Total War: Warhammer 3 is the final instalment in Creative Assembly’s widely beloved trilogy, although it’s not necessarily the end of the saga. On top of lead battle designer Jim Whitston saying that Warhammer 3 is “going to be endless,” we chatted to both Whitston and game designer James Martin about the future of grand strategy design. As you might expect from a trailblazer as prodigious and prolific as Creative Assembly, said future is not just bright – it’s incandescent.
Whitston explains that perhaps the biggest lesson he learned from working on this saga occurred during development of its imaugural game and came from Games Workshop’s proprietary source material: to embrace asymmetry.
“As a games developer, you’re always looking for the most efficient way of getting content into your game,” Whitston says. “Sometimes that can mean that things get homogenized because that allows you to do, say, a lot of races that are all very similar to each other.
“What we realised from playing the tabletop game in the early part of pre-production on the first game is how different each of these races felt on the battlefield. The temptation there is to find ways around that, to ask Games Workshop maybe to invent a unit to fill a hole in a roster or to have a mechanic overcome some shortcoming. We realised that the charm of the game and the core of the game were those differences between each of the races.”
Whitston goes on to explain that incorporating these differences into the game was “two-edged sword.” Obviously crafting distinct playstyles for each race as opposed to adopting a more homogenized solution necessitated a lot of work, particularly in balancing. But, given that these problems arose early in the trilogy, the team had quite a lot of practice by the time Warhammer 3 rolled around.
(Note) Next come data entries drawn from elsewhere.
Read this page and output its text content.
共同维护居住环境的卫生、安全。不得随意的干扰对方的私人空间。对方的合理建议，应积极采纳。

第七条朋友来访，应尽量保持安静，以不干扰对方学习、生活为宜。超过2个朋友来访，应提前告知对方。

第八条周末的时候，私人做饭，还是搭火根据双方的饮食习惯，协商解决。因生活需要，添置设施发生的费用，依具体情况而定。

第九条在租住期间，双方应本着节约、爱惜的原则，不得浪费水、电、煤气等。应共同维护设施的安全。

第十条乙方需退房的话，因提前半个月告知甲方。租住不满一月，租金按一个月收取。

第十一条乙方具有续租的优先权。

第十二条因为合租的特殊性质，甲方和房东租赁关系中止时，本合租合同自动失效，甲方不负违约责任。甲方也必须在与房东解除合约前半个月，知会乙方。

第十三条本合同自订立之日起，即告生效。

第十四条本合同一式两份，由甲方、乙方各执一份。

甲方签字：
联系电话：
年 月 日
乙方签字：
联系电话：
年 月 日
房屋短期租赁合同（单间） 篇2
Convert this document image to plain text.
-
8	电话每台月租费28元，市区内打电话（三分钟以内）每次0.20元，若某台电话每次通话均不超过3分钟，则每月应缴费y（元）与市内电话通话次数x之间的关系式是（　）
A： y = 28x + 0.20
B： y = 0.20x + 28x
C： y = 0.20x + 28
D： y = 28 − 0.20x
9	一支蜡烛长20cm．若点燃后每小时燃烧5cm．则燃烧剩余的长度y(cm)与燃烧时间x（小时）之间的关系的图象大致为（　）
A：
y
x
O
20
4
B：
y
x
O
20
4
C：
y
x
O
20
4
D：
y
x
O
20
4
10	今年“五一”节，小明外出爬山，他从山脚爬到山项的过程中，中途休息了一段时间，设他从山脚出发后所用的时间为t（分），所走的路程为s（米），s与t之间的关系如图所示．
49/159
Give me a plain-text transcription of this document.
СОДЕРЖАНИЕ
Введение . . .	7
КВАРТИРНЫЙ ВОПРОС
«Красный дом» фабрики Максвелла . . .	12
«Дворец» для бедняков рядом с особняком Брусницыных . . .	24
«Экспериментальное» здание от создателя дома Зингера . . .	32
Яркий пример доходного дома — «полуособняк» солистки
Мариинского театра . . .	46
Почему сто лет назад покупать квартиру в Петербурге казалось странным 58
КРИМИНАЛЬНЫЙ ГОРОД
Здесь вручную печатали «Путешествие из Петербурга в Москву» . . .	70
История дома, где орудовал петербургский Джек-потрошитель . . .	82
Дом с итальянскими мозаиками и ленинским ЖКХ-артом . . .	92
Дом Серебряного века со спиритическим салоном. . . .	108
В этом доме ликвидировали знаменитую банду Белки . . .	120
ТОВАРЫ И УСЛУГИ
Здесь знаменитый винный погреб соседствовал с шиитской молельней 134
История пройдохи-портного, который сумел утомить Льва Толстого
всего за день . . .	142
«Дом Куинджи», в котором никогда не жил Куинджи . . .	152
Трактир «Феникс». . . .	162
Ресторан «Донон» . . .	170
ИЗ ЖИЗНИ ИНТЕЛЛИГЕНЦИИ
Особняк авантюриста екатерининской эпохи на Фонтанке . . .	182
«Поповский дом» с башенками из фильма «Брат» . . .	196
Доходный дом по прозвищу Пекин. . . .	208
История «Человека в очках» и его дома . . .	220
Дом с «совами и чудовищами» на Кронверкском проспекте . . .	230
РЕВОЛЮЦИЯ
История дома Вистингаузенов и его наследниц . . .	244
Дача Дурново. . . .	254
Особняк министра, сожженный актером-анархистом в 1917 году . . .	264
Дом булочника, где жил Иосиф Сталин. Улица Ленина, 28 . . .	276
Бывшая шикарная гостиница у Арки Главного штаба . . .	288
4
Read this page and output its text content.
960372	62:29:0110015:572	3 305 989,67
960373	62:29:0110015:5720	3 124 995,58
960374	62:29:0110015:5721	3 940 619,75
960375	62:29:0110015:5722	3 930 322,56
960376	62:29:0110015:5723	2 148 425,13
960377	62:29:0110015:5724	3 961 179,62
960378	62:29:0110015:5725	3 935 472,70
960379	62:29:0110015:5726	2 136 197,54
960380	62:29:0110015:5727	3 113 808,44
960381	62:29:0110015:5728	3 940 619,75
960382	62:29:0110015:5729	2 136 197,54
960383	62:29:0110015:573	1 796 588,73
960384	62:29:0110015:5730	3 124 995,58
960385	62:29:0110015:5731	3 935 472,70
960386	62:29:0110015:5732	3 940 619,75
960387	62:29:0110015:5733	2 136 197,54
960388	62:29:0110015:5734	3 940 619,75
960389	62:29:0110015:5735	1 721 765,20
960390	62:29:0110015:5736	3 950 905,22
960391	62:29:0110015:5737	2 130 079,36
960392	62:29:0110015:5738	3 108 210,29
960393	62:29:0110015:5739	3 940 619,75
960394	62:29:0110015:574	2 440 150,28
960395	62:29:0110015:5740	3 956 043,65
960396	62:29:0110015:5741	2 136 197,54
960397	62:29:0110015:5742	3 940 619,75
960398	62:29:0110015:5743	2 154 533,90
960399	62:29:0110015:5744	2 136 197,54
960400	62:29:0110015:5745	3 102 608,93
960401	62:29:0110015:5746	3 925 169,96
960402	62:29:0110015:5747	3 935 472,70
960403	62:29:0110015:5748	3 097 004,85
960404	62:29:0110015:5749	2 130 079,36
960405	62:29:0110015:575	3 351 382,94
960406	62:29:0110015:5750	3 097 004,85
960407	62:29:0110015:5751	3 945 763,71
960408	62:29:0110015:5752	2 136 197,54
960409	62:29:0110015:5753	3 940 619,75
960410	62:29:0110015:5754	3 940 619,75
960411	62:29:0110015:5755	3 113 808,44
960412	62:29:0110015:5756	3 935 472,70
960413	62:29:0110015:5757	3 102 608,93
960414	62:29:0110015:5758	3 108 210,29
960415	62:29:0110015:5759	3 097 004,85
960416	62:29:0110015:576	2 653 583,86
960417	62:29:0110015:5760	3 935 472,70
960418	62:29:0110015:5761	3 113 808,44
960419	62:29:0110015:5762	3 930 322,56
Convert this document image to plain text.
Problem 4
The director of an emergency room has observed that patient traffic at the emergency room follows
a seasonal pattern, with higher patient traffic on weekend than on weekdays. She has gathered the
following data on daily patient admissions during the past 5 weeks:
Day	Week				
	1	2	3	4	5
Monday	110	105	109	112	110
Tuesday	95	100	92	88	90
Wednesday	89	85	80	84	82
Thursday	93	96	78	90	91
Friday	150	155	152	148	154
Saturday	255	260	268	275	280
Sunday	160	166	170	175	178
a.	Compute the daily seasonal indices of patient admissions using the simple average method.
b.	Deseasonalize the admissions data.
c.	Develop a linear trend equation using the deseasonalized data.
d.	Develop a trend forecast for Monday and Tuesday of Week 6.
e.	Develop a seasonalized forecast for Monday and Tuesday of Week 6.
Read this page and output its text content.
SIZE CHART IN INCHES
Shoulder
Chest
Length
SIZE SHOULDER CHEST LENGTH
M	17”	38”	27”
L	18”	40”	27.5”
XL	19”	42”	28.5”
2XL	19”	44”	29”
As it stands, they are absolutely certain that enriching moment-to-moment play based on these principles is worth the difficulty in designing them.
“So yeah, that’s the big learning that I’ve had from the series,” Whitston says. “As to what comes for me next? I’m not entirely sure, and to be honest, we’re still so focused on getting this game in the box that that’s the last of my concerns at the moment. It’s just enjoyable… we’re past alpha with this game so we’re feature complete and it’s an enjoyable process now of polishing what we’ve created and really getting it ready for everyone to enjoy.”
Still, even with no concrete information about what comes next for Warhammer 3 – aside from DLC, of course – I felt the need to ask Whitston and Martin about what the future of strategy design looks like in general. Both offered fascinating answers that get to the heart of the genesis of the genre, as well as the potential it holds for future innovation.
“I think it’s embracing the difference between the various factions that are present in your game,” Whitston says, hearkening back to his earlier comments on crafting individually distinct styles of play for each race. “There’s always a temptation, as a designer, to make things more homogenous just so you can increase the breadth of content within your game, but actually the fun comes from depth within the content.
“In doing this trilogy and in embracing the asymmetry in the feature set and the rosters between each of these races, that’s made the series the success that it has been, even though that has cost us as developers in terms of the amount of effort and time we have to put into putting together these epic campaign games.”
Martin agrees with Whitston, echoing his thoughts about asymmetry, as well as offering specific examples of it in action in Warhammer 3.
“I think it has a lot to do with asymmetry, then attachment to something that you’re fighting for,” Martin explains, noting that even if he plays the same faction as I do, they will ultimately still be very different.
“All of that, I think, is what makes strategies great,” he continues. “You can approach things in multiple different ways and you get so much replayability from playing as one faction compared to another. If you compare Khorne and Kislev, they function completely differently. You get a completely different sense of achievement if you complete it in one way with one faction compared to the other. So there are endless possibilities and I think that’s what it’s really about.”
“I touched on it earlier, [but] it’s about offering players challenges in different time frames,” Whitston adds. “So always having something to think about in the short term, several things to think about in the median term, and then maybe one or two big things in the long term. Driving towards the balance between those three creates the interest for me personally, as a player, and I’m sure that’s true of most people who are into strategy games.”